Otro vagón donde el óxido, con su persistencia, ha carcomido su color, deja ver en su interior uno de los signos de lo que fue la industria más significativa de Antioquia, pero la ineficacia, los malos manejos, de este proyecto le quedó grande a los administradores; no fueron capaces de sostenerlo, podían más las mezquindades de los negocios privados. ¿Antioquia la grande? Sí pero para cosas menores. En este vagón no sabemos cuántas personas viajaron en su época de esplendor por todo el valle, por toda la carrilera hasta puerto Berrío y de ahí Hasta Santa Marta para ver el azul y la magnificencia del mar. Tanto esfuerzo, tantos años, tantos proyectos, tanto tesón para que solo su funcionamiento fuera de unos 50 años si acaso. Región que se antoja con un proyecto y no es capaz de mantenerlo a flote y solo aquí advertimos los índices de su mismo desprecio: los vagones derruidos como antesala a lo que veremos luego, un proyecto nacional de trasporte hundido y desueto, olvidado como el sueño anestésico de una utopía abandonada que se expresa aquí en su desolada manera de ser, porque cada una de estas bodegas, cada uno de esos rieles enterrados, cada una de esas puertas color mate rojo de agraciada moldura son el sinónimo de lo que somos: deslealtad, menosprecio, corrupción y mentira.

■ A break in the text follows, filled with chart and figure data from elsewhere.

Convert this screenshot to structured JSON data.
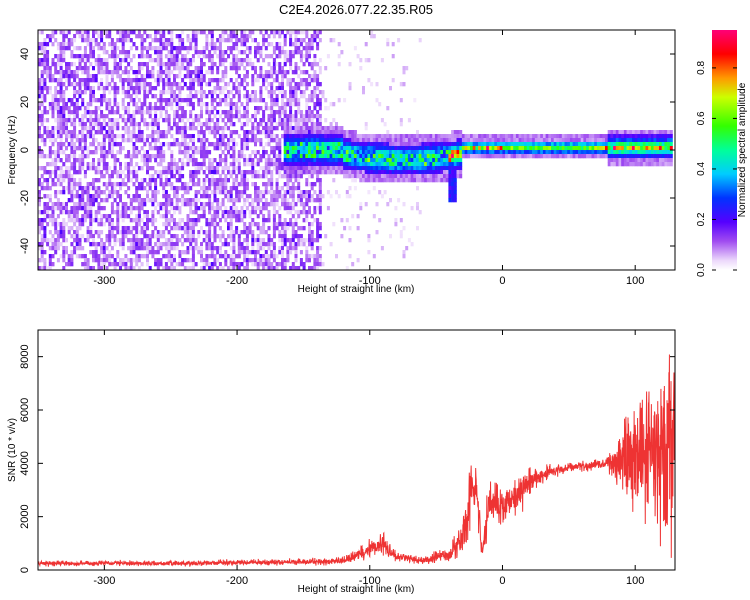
{
  "figure": {
    "title": "C2E4.2026.077.22.35.R05"
  },
  "chart_data": [
    {
      "type": "heatmap",
      "xlabel": "Height of straight line (km)",
      "ylabel": "Frequency (Hz)",
      "xlim": [
        -350,
        130
      ],
      "ylim": [
        -50,
        50
      ],
      "xticks": [
        -300,
        -200,
        -100,
        0,
        100
      ],
      "yticks": [
        -40,
        -20,
        0,
        20,
        40
      ],
      "colorbar": {
        "label": "Normalized spectral amplitude",
        "range": [
          0.0,
          0.95
        ],
        "ticks": [
          0.0,
          0.2,
          0.4,
          0.6,
          0.8
        ],
        "colormap": "rainbow (violet → blue → cyan → green → yellow → red → magenta)"
      },
      "regions": [
        {
          "x": [
            -350,
            -135
          ],
          "freq": [
            -50,
            50
          ],
          "amplitude": [
            0.0,
            0.12
          ],
          "description": "broadband noise"
        },
        {
          "x": [
            -135,
            -60
          ],
          "freq": [
            -50,
            50
          ],
          "amplitude": [
            0.0,
            0.05
          ],
          "description": "sparse noise"
        },
        {
          "x": [
            -165,
            130
          ],
          "freq": [
            -8,
            8
          ],
          "amplitude": [
            0.1,
            0.95
          ],
          "description": "narrow band carrier near 0 Hz"
        }
      ],
      "grid": false
    },
    {
      "type": "line",
      "xlabel": "Height of straight line (km)",
      "ylabel": "SNR (10 * v/v)",
      "xlim": [
        -350,
        130
      ],
      "ylim": [
        0,
        9000
      ],
      "xticks": [
        -300,
        -200,
        -100,
        0,
        100
      ],
      "yticks": [
        0,
        2000,
        4000,
        6000,
        8000
      ],
      "series": [
        {
          "color": "#ee3333",
          "x": [
            -350,
            -300,
            -250,
            -200,
            -150,
            -120,
            -100,
            -90,
            -80,
            -60,
            -40,
            -30,
            -25,
            -20,
            -15,
            -10,
            0,
            10,
            20,
            30,
            40,
            50,
            60,
            70,
            80,
            90,
            100,
            110,
            120,
            130
          ],
          "y": [
            250,
            250,
            250,
            280,
            300,
            330,
            800,
            1000,
            500,
            350,
            600,
            1200,
            2500,
            3500,
            600,
            2600,
            2400,
            2800,
            3300,
            3600,
            3750,
            3850,
            3900,
            3950,
            4000,
            4200,
            4400,
            4500,
            4700,
            5000
          ],
          "spread": [
            80,
            80,
            80,
            90,
            100,
            120,
            300,
            350,
            150,
            120,
            250,
            700,
            900,
            1200,
            300,
            900,
            500,
            600,
            450,
            300,
            200,
            150,
            150,
            150,
            250,
            1300,
            1800,
            2300,
            2700,
            2800
          ]
        }
      ],
      "grid": false
    }
  ]
}
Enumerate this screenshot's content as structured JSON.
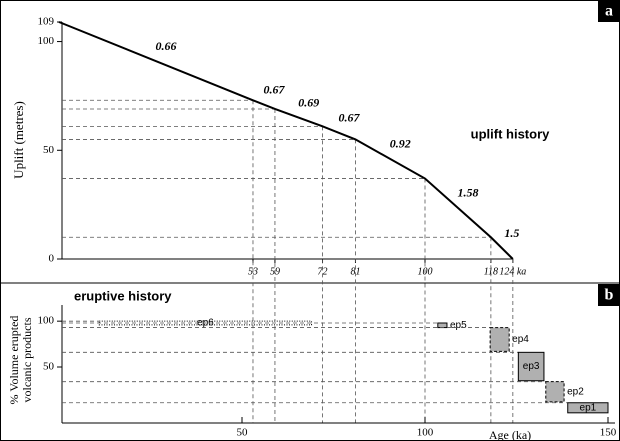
{
  "chart_data": [
    {
      "type": "line",
      "panel_label": "a",
      "annotation": "uplift history",
      "ylabel": "Uplift (metres)",
      "x": [
        0,
        53,
        59,
        72,
        81,
        100,
        118,
        124
      ],
      "values": [
        109,
        73,
        69,
        61,
        55,
        37,
        10,
        0
      ],
      "rates": [
        0.66,
        0.67,
        0.69,
        0.67,
        0.92,
        1.58,
        1.5
      ],
      "color": "#000000",
      "xlim": [
        0,
        150
      ],
      "ylim": [
        0,
        109
      ],
      "xticks": [
        53,
        59,
        72,
        81,
        100,
        118,
        {
          "value": 124,
          "label": "124 ka"
        }
      ],
      "yticks": [
        0,
        50,
        100,
        109
      ],
      "guides": true
    },
    {
      "type": "range",
      "panel_label": "b",
      "title": "eruptive history",
      "xlabel": "Age (ka)",
      "ylabel": [
        "% Volume erupted",
        "volcanic products"
      ],
      "xlim": [
        0,
        150
      ],
      "ylim": [
        -10,
        110
      ],
      "xticks": [
        50,
        100,
        150
      ],
      "yticks": [
        50,
        100
      ],
      "series": [
        {
          "name": "ep6",
          "x": [
            11,
            69
          ],
          "y": [
            96,
            100
          ],
          "color": "#ffffff",
          "border": "dotted",
          "label_position": "inside"
        },
        {
          "name": "ep5",
          "x": [
            103.5,
            106
          ],
          "y": [
            93,
            98
          ],
          "color": "#b0b0b0",
          "border": "solid",
          "label_position": "right"
        },
        {
          "name": "ep4",
          "x": [
            117.8,
            123
          ],
          "y": [
            67,
            93
          ],
          "color": "#b0b0b0",
          "border": "dashed",
          "label_position": "right"
        },
        {
          "name": "ep3",
          "x": [
            125.5,
            132.5
          ],
          "y": [
            35,
            66
          ],
          "color": "#b0b0b0",
          "border": "solid",
          "label_position": "inside"
        },
        {
          "name": "ep2",
          "x": [
            133,
            138
          ],
          "y": [
            12,
            34
          ],
          "color": "#b0b0b0",
          "border": "dashed",
          "label_position": "right"
        },
        {
          "name": "ep1",
          "x": [
            139,
            150
          ],
          "y": [
            0,
            11
          ],
          "color": "#b0b0b0",
          "border": "solid",
          "label_position": "inside"
        }
      ]
    }
  ]
}
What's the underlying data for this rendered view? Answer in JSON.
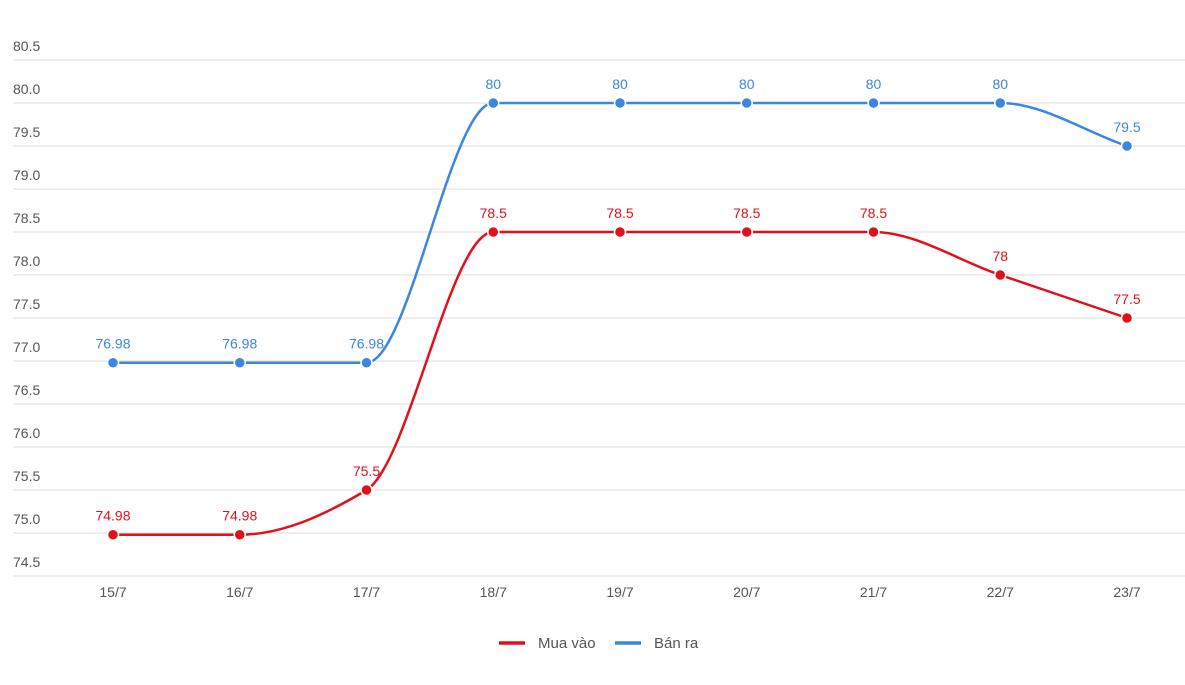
{
  "chart_data": {
    "type": "line",
    "title": "",
    "xlabel": "",
    "ylabel": "",
    "categories": [
      "15/7",
      "16/7",
      "17/7",
      "18/7",
      "19/7",
      "20/7",
      "21/7",
      "22/7",
      "23/7"
    ],
    "ylim": [
      74.5,
      80.5
    ],
    "yticks": [
      "74.5",
      "75.0",
      "75.5",
      "76.0",
      "76.5",
      "77.0",
      "77.5",
      "78.0",
      "78.5",
      "79.0",
      "79.5",
      "80.0",
      "80.5"
    ],
    "grid": true,
    "legend_position": "bottom-center",
    "series": [
      {
        "name": "Mua vào",
        "color": "#e0111b",
        "values": [
          74.98,
          74.98,
          75.5,
          78.5,
          78.5,
          78.5,
          78.5,
          78,
          77.5
        ],
        "labels": [
          "74.98",
          "74.98",
          "75.5",
          "78.5",
          "78.5",
          "78.5",
          "78.5",
          "78",
          "77.5"
        ]
      },
      {
        "name": "Bán ra",
        "color": "#3b86de",
        "values": [
          76.98,
          76.98,
          76.98,
          80,
          80,
          80,
          80,
          80,
          79.5
        ],
        "labels": [
          "76.98",
          "76.98",
          "76.98",
          "80",
          "80",
          "80",
          "80",
          "80",
          "79.5"
        ]
      }
    ]
  }
}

Sobre el costado de una de las paredes la vegetación y las trepadoras de un verde intenso zigzaguean como si sus tentáculos buscaran pacientes el rastro de humedad por las paredes de ladrillo. Y algo desusado e inédito: un cementerio al costado entre la hierba, muchas cruces de madera de color blanco con los años, con las fechas de defunción; talvez sea que han traído de las otras estaciones y  a lo largo de la línea férrea los restos de aquellas personas que murieron en su labor. Pero mirado así, en este desolado lugar son como si se hubieran adelantado en un preparado happening de la muerte. Cementerio de crucecitas blancas, entre el verde intenso el follaje con solo la fecha última, es decir un número,  nunca con un nombre.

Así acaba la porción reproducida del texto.